Even on days I don't feel well. On days where before I would have slept all day - I wait anxiously by your side for you to wake. You are my every day miracle.
I've avoided writing about this for a long time for a myriad of reasons. Mostly, pride. Right behind that, fear that I would seem ungrateful, which I am not. I wake up every day knowing how lucky I am. How the stars have somehow aligned to bring me this life, this home, this family. Sam and Samaire are my world, and I am blessed blessed blessed to inhabit it.
How to find the words? The words to explain, to put meaning to, to somehow make physical this aching in my chest? The waking in the night, the anxiousness during the day. I *want* to be unerringly happy, and by all accounts I should be and yet there is this place inside me where tears live so close to the surface. Where my skin is raw and where I feel, ultimately and undeniably vulnerable. Is this something every new mom goes through? Something that is just left over demons from my before-life? I don't know. What I do know is that this small sliver of me affects my days. Affects my life in ways I wish it wouldn't.
I skirt around the word "depression." I know what it means, I have been its bedfellow. This seems to be it's cousin, the same and yet still distant. I can fight through it often. It debilitates me not, but it hounds me relentlessly. I have days when I feel on the verge of a breakdown every second and it feels as if it takes all I have to just keep going, keep moving. I don't know how best to describe it. I obviously lack the right words.
I am hoping it's hormones. That I will wake up and it will be gone one morning. Cobwebs finally shaken off. I know that part of it is the return to "the real world" after being home with Maire for so long; of living in my own eden for a while. I know too that it's me figuring stuff out. My life is so wonderful in all its other places, the few I'm still balancing and trying to figure out nip at my heels. And of course, it's me - finding myself again. Trying hard to find, to make, to find value again in the things only I can do. Things that are not of Maire. Not of our home. Not of us, Sam and I.

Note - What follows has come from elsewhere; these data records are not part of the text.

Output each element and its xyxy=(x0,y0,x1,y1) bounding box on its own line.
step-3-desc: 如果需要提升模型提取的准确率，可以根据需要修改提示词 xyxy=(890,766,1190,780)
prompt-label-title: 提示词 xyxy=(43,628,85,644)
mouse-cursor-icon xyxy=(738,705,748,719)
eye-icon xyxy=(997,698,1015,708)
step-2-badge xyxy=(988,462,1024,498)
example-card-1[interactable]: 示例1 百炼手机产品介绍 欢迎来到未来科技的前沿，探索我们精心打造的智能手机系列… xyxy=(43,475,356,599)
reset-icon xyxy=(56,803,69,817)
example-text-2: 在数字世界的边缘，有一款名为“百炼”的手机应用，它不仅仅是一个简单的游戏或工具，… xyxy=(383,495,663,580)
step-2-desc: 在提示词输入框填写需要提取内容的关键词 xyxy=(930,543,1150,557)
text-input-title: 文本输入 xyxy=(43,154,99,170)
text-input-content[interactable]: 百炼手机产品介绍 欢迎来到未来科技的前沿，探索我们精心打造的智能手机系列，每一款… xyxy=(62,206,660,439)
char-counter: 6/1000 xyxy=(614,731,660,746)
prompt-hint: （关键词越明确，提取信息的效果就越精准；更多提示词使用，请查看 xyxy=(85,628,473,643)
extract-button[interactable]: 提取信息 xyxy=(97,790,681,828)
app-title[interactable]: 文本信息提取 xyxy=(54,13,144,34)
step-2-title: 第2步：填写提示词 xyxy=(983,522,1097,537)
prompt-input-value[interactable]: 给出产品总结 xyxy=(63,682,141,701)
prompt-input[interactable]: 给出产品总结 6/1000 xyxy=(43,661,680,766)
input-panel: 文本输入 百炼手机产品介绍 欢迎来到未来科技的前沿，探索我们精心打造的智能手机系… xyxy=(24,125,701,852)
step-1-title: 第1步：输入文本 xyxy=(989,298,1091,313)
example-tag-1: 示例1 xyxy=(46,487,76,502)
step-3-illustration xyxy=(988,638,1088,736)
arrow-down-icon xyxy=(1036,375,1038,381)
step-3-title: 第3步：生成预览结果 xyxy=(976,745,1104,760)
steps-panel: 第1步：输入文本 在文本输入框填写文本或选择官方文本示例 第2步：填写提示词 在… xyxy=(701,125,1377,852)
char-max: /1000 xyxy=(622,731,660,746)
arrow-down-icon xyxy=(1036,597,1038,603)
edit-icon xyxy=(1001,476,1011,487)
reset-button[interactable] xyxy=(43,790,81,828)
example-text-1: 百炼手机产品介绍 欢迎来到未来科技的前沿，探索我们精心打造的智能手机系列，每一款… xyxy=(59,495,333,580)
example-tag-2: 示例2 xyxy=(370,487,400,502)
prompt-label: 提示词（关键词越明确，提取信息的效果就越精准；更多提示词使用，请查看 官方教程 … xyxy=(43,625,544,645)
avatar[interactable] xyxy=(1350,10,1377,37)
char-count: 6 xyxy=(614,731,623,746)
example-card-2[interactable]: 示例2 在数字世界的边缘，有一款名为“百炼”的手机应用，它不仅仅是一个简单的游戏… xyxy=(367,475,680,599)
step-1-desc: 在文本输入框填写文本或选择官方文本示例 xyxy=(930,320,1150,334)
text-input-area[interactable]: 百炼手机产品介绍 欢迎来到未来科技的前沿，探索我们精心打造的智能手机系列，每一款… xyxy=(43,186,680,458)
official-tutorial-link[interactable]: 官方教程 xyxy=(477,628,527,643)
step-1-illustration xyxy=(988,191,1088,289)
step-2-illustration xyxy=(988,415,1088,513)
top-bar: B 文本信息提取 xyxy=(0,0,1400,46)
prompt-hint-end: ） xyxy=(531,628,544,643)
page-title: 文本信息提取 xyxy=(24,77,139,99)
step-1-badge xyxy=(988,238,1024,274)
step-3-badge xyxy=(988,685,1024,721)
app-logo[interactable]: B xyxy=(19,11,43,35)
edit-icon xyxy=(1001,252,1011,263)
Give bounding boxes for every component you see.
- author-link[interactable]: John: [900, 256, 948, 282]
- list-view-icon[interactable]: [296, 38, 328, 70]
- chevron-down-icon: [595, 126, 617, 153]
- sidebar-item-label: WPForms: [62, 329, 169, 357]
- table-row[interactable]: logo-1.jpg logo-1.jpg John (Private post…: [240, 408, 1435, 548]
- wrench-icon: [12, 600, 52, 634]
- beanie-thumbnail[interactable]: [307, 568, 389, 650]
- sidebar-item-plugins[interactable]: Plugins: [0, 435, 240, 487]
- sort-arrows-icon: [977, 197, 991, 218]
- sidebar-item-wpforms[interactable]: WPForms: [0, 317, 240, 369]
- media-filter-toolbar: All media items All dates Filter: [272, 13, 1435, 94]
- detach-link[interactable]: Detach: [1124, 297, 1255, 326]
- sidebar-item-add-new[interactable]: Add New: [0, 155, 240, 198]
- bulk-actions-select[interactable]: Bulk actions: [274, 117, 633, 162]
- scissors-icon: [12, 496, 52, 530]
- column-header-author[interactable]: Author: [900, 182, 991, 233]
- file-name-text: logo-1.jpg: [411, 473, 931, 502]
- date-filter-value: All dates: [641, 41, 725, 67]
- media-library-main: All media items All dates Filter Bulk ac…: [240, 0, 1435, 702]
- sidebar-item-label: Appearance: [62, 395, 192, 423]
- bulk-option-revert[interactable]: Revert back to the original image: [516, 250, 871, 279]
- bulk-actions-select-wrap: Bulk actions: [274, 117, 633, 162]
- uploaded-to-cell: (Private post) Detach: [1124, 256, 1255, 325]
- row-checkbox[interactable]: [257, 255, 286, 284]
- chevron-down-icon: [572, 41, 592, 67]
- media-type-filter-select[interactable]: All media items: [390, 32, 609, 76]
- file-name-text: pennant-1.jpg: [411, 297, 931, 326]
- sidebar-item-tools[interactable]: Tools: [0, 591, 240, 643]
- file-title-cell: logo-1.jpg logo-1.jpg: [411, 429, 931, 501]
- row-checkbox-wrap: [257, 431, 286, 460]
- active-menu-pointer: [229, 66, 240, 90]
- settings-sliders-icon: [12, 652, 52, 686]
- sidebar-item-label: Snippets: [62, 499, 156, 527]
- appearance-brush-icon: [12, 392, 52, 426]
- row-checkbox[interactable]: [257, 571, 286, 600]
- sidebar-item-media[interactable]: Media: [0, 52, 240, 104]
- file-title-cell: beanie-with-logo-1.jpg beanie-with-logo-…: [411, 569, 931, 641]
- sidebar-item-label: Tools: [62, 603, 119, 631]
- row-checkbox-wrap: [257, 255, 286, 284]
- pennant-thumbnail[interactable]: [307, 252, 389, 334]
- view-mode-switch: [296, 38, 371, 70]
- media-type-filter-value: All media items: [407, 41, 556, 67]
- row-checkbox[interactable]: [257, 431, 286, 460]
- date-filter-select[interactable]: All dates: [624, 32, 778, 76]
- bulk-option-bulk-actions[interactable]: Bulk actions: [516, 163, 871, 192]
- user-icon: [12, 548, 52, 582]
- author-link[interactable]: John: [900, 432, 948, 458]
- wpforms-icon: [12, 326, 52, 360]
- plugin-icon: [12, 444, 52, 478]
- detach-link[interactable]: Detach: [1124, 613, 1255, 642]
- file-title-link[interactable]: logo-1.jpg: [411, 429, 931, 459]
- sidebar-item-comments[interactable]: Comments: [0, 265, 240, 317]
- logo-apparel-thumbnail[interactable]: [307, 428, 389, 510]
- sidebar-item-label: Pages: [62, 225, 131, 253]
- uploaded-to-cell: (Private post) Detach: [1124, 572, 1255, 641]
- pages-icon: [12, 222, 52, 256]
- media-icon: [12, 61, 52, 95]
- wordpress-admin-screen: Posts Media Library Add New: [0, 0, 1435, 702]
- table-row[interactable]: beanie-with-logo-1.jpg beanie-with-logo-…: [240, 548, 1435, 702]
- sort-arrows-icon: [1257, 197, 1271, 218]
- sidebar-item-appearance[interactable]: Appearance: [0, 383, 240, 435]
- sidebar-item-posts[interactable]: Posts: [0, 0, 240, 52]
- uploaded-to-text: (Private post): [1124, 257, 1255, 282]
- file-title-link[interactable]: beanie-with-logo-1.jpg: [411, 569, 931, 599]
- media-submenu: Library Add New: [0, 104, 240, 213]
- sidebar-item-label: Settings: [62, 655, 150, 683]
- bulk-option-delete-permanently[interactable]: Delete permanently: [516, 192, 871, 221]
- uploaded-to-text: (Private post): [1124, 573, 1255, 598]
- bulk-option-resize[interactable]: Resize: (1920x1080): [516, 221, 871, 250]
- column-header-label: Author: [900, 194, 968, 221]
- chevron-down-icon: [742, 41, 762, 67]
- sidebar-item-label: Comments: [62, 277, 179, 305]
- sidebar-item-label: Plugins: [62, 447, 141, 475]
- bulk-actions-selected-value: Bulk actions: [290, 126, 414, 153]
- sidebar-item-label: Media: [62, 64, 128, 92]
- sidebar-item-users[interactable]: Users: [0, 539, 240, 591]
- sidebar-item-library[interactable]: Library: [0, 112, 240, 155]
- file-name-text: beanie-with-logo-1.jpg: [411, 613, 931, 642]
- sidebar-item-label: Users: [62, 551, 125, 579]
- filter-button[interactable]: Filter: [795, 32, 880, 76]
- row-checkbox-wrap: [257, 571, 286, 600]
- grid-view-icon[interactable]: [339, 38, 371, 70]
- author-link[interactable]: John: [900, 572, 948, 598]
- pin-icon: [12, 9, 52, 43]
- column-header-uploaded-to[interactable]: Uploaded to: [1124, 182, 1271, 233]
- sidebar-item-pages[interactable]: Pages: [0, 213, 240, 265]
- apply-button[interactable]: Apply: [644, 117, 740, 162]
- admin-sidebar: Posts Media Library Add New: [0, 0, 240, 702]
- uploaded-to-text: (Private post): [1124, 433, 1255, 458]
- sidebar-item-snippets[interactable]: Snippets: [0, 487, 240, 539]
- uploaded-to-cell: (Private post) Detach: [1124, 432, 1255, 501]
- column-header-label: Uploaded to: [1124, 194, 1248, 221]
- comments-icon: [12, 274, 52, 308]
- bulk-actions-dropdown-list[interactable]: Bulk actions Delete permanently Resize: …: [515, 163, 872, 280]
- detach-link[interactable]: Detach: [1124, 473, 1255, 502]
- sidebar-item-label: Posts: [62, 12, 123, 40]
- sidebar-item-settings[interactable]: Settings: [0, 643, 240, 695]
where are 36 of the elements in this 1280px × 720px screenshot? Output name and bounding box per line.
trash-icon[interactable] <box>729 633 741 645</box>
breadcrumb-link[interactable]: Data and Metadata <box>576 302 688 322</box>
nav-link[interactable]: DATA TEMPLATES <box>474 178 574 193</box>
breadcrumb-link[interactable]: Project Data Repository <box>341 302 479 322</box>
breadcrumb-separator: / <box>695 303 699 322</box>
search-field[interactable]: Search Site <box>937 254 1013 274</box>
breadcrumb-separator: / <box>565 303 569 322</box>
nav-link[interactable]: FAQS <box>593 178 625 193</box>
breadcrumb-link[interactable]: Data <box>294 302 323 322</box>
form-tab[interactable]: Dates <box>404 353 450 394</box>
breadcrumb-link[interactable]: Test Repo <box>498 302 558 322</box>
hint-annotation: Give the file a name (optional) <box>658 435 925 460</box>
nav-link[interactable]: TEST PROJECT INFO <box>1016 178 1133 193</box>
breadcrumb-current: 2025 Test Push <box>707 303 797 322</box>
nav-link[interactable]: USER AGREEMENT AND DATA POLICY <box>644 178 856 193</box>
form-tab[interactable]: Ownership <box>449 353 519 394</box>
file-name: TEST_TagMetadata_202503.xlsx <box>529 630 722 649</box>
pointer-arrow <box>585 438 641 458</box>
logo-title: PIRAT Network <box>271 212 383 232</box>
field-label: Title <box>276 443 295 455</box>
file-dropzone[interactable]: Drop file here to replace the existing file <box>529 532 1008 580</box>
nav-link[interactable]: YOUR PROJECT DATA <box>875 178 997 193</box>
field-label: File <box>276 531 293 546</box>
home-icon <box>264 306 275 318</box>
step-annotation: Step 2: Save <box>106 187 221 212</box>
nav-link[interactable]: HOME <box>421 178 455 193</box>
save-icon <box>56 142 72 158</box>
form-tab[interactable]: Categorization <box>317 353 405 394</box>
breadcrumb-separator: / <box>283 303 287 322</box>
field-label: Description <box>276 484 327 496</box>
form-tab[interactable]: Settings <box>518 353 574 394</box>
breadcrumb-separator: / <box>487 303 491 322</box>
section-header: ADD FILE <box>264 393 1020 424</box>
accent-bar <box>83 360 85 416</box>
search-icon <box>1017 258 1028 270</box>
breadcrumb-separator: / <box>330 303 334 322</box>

Of finding the trust that she will still be here, tomorrow and the day after and the day after that.
Allowing myself that time somehow, without her.
"Allowing" not even being the right word again. "Learn" to make time is more appropriate. I no longer know how to be without her, nor do I want to be.
I know this is just another journey I'm on in this new life of mine, but so far it is by far the hardest. Maire has been such a blessing in all ways. It seems the hardest part for me in being a new mom is, well, me.